Based on past exploits at Martinsville, Hamlin would seem to have the best chance of this foursome in Sunday’s Goody’s Headache Relief Shot 500. The Virginia native usually performs well in front of his home fans (four wins, nine Top-5s, 13 Top-10s in 17 Martinsville Cup starts) and rarely bombs (just two career M’Ville finishes outside the Top 30).
However, his teammate Kenseth has also been much better at the Paperclip since his move to JGR in 2013. He finished second in this race last year to Jeff Gordon (Hendrick’s lone Chaser still standing), and this past spring at Martinsville, he ran sixth. Most importantly, the JGR duo won’t have to deal as much here with the power deficit that they’ve had on the big ovals vs. Penske and Hendrick.
Newman, like Hamlin, is a previous winner at Martinsville but since that spring 2012 triumph, he’s been up-and-down there with finishes of 11th, 31st, 38th, and 20th. But you can’t deny that he’s carrying some serious momentum right now with his four consecutive Top-10s. A fifth such result would not be a surprise here.
Then there’s Edwards, who has not finished in the Top-5 at Martinsville since a third in the fall of 2008. In the 11 starts he’s had there since, his best result has been a pair of eighths in 2010 (he ran 13th this past spring).

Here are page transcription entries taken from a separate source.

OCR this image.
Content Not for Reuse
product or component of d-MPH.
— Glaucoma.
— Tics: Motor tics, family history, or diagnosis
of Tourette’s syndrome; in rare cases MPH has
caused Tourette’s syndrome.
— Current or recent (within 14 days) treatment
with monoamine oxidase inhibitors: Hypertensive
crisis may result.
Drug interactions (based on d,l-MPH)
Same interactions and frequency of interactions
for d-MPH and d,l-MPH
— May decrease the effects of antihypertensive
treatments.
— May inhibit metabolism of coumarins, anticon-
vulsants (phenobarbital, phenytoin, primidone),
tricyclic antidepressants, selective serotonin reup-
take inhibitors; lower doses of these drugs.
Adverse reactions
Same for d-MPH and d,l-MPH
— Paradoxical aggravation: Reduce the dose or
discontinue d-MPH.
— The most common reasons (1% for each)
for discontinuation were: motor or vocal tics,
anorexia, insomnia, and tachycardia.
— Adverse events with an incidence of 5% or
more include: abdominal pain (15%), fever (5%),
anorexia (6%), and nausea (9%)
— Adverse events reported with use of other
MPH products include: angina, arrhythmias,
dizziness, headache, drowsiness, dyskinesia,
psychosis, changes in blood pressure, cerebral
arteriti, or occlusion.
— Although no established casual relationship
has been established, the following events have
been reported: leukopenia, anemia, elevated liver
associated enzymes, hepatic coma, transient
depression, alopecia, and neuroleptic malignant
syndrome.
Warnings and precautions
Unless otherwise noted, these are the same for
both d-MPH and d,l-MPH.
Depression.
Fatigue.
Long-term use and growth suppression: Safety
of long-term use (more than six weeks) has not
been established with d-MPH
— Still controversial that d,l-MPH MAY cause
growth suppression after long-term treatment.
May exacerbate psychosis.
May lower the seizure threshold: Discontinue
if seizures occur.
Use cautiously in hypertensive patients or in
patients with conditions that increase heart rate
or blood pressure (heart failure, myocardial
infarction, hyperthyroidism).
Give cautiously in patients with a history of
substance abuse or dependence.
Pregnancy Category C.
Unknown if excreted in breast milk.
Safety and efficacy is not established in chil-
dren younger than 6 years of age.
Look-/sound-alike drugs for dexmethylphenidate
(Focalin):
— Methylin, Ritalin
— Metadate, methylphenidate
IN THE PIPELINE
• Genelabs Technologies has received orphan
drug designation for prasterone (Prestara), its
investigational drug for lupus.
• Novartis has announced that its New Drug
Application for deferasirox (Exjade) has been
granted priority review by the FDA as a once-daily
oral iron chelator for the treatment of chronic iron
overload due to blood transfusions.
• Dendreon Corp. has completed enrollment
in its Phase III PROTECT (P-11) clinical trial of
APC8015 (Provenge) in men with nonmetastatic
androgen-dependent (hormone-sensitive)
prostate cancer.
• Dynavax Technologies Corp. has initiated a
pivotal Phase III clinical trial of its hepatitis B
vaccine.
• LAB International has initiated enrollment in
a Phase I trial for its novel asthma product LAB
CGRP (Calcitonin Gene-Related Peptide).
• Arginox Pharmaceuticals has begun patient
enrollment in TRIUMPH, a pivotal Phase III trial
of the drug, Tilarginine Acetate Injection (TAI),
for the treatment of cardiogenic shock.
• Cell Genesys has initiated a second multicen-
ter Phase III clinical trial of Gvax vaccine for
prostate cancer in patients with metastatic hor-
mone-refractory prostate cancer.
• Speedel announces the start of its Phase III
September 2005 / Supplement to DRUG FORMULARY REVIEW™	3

One is tempted to say that, based on his fifth at Kansas and eighth at Charlotte in the Contender Round, that he might have a better chance at Texas than Martinsville. On the other hand, he did pick up a short-track victory at Bristol back in the spring.
All of that said, the Eliminator Round points reset to 4,000 has these potential dark horses on equal footing with the big boys and with the same chance to lock themselves in for Homestead. That’s all they can ask for.